The Stones, in their heyday, were generally regarded as cooler than the Beatles, which greatly bothered John Lennon. The Rolling Stones were undoubtedly cooler than the Beatles, but who would argue that this signifies the greater band? I suspect Glenn O’Brien might. In his introduction to The Cool School: Writing from America’s Hip Underground (Library of America, $27.95), which he also edited, O’Brien writes, “Cool isn’t something invented recently. . . . When the tribe was having a war dance, the cool one wasn’t dancing, but he might have been playing a drum in the corner. Syncopated.” As Jesus said, the hipster we will always have with us.

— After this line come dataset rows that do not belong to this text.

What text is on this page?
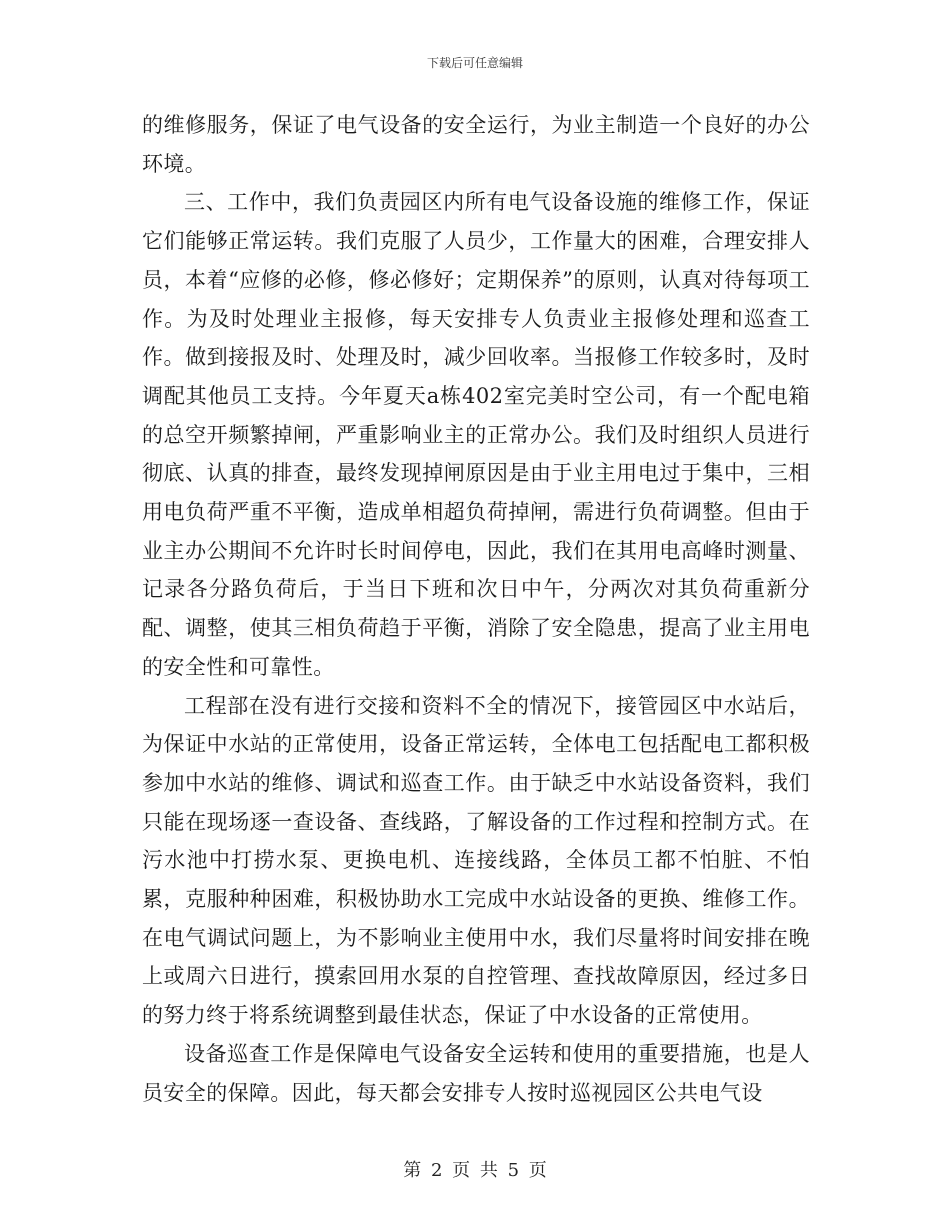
下载后可任意编辑

的维修服务，保证了电气设备的安全运行，为业主制造一个良好的办公环境。

三、工作中，我们负责园区内所有电气设备设施的维修工作，保证它们能够正常运转。我们克服了人员少，工作量大的困难，合理安排人员，本着“应修的必修，修必修好；定期保养”的原则，认真对待每项工作。为及时处理业主报修，每天安排专人负责业主报修处理和巡查工作。做到接报及时、处理及时，减少回收率。当报修工作较多时，及时调配其他员工支持。今年夏天a栋402室完美时空公司，有一个配电箱的总空开频繁掉闸，严重影响业主的正常办公。我们及时组织人员进行彻底、认真的排查，最终发现掉闸原因是由于业主用电过于集中，三相用电负荷严重不平衡，造成单相超负荷掉闸，需进行负荷调整。但由于业主办公期间不允许时长时间停电，因此，我们在其用电高峰时测量、记录各分路负荷后，于当日下班和次日中午，分两次对其负荷重新分配、调整，使其三相负荷趋于平衡，消除了安全隐患，提高了业主用电的安全性和可靠性。

工程部在没有进行交接和资料不全的情况下，接管园区中水站后，为保证中水站的正常使用，设备正常运转，全体电工包括配电工都积极参加中水站的维修、调试和巡查工作。由于缺乏中水站设备资料，我们只能在现场逐一查设备、查线路，了解设备的工作过程和控制方式。在污水池中打捞水泵、更换电机、连接线路，全体员工都不怕脏、不怕累，克服种种困难，积极协助水工完成中水站设备的更换、维修工作。在电气调试问题上，为不影响业主使用中水，我们尽量将时间安排在晚上或周六日进行，摸索回用水泵的自控管理、查找故障原因，经过多日的努力终于将系统调整到最佳状态，保证了中水设备的正常使用。

设备巡查工作是保障电气设备安全运转和使用的重要措施，也是人员安全的保障。因此，每天都会安排专人按时巡视园区公共电气设

第 2 页 共 5 页
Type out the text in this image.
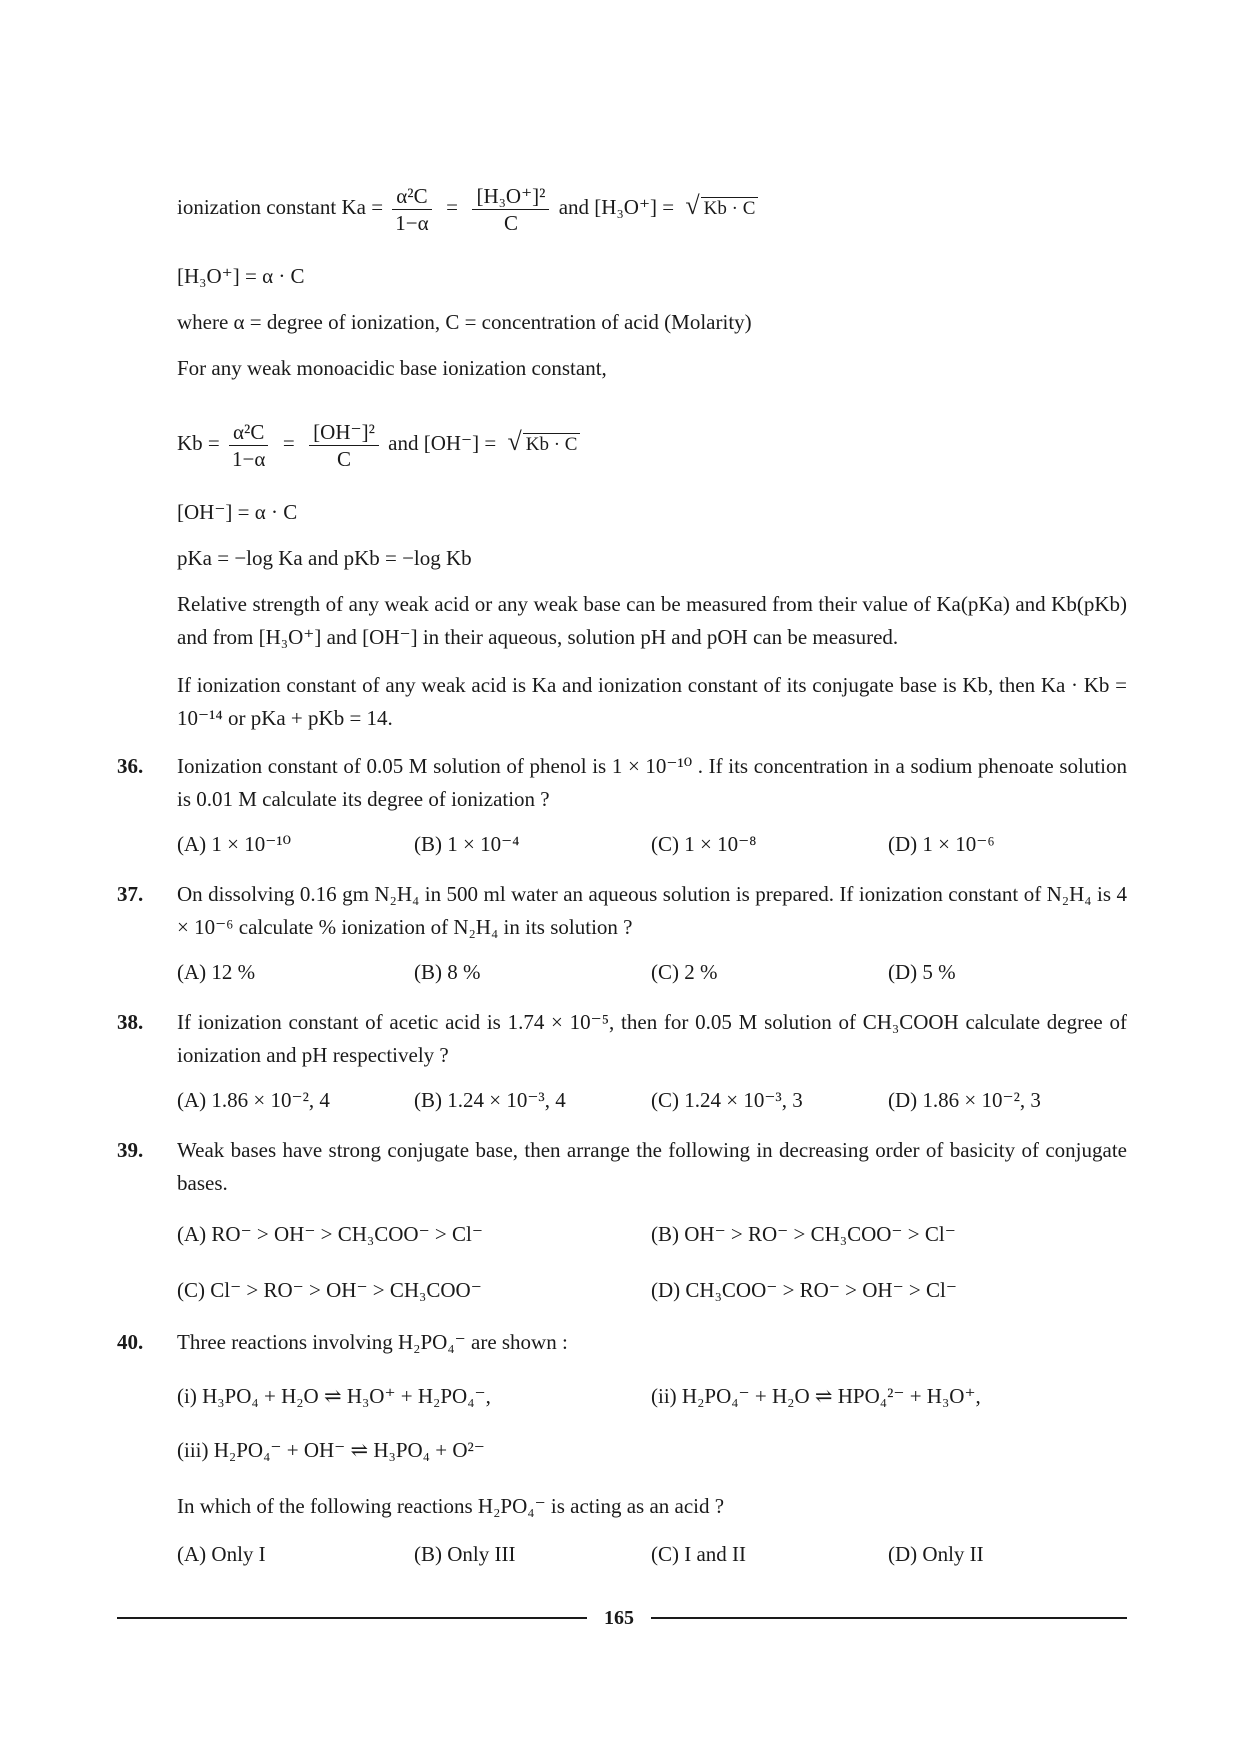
ionization constant $Ka = \frac{\text{α²C}}{1-\alpha} = \frac{\text{[H₃O⁺]²}}{C}$ and [H₃O⁺] = √ Kb · C
[H₃O⁺] = α · C
where α = degree of ionization, C = concentration of acid (Molarity)
For any weak monoacidic base ionization constant,
$Kb = \frac{\text{α²C}}{1-\alpha} = \frac{\text{[OH⁻]²}}{C}$ and [OH⁻] = √ Kb · C
[OH⁻] = α · C
pKa = −log Ka and pKb = −log Kb
Relative strength of any weak acid or any weak base can be measured from their value of Ka(pKa) and Kb(pKb) and from [H₃O⁺] and [OH⁻] in their aqueous, solution pH and pOH can be measured.
If ionization constant of any weak acid is Ka and ionization constant of its conjugate base is Kb, then Ka · Kb = 10⁻¹⁴ or pKa + pKb = 14.
36. Ionization constant of 0.05 M solution of phenol is 1 × 10⁻¹⁰ . If its concentration in a sodium phenoate solution is 0.01 M calculate its degree of ionization ?
(A) 1 × 10⁻¹⁰	(B) 1 × 10⁻⁴	(C) 1 × 10⁻⁸	(D) 1 × 10⁻⁶
37. On dissolving 0.16 gm N₂H₄ in 500 ml water an aqueous solution is prepared. If ionization constant of N₂H₄ is 4 × 10⁻⁶ calculate % ionization of N₂H₄ in its solution ?
(A) 12 %	(B) 8 %	(C) 2 %	(D) 5 %
38. If ionization constant of acetic acid is 1.74 × 10⁻⁵, then for 0.05 M solution of CH₃COOH calculate degree of ionization and pH respectively ?
(A) 1.86 × 10⁻², 4	(B) 1.24 × 10⁻³, 4	(C) 1.24 × 10⁻³, 3	(D) 1.86 × 10⁻², 3
39. Weak bases have strong conjugate base, then arrange the following in decreasing order of basicity of conjugate bases.
(A) RO⁻ > OH⁻ > CH₃COO⁻ > Cl⁻	(B) OH⁻ > RO⁻ > CH₃COO⁻ > Cl⁻
(C) Cl⁻ > RO⁻ > OH⁻ > CH₃COO⁻	(D) CH₃COO⁻ > RO⁻ > OH⁻ > Cl⁻
40. Three reactions involving H₂PO₄⁻ are shown :
(i) H₃PO₄ + H₂O ⇌ H₃O⁺ + H₂PO₄⁻,	(ii) H₂PO₄⁻ + H₂O ⇌ HPO₄²⁻ + H₃O⁺,
(iii) H₂PO₄⁻ + OH⁻ ⇌ H₃PO₄ + O²⁻
In which of the following reactions H₂PO₄⁻ is acting as an acid ?
(A) Only I	(B) Only III	(C) I and II	(D) Only II
165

Mick Jagger and Keith Richards at Madison Square Garden, in New York City, 1972 © Bob Gruen. Courtesy Fahey/Klein Gallery, Los Angeles

Mick Jagger and Keith Richards at Madison Square Garden, in New York City, 1972 © Bob Gruen. Courtesy Fahey/Klein Gallery, Los Angeles

With The Cool School, O’Brien has assembled what he describes as “a louche amuse bouche . . . a primer and inspiration for future thought crime,” with work by writers as diverse as Henry Miller, Delmore Schwartz, LeRoi Jones, Emily XYZ, and Eric Bogosian. While there are terrific pieces of writing here (Miles Davis’s account of looking for Charlie Parker; an excerpt from Nick Tosches’s wonderfully bizarre biography of Dean Martin; Lynne Tillman’s “Madame Realism Asks: What’s Natural About Painting?”), the “cool” has mostly evaporated. Norman Mailer’s charmlessly dated “The White Negro” reads like what it was — the work of a Dexedrine-powered mind wandering a cannabis-lined hedge maze: “By this premise the hipster is a psychopath, and yet not a psychopath but the negation of the psychopath for he possesses the narcissistic detachment of the philosopher.” It is among the least cool things Mailer ever wrote. (Far better would have been just about anything from Of a Fire on the Moon, one of the coolest books ever written.) Like much of what O’Brien has assembled — the comedian George Carlin’s poetry, for instance — “The White Negro” seems to regard actual literary or expressive content as a secondary (or even tertiary) concern. The Cool School does nothing to overrule one’s suspicion that to be cool, to be a hipster of any generation, is to make the conscious choice, every step of the way through life, to care about the wrong damn thing.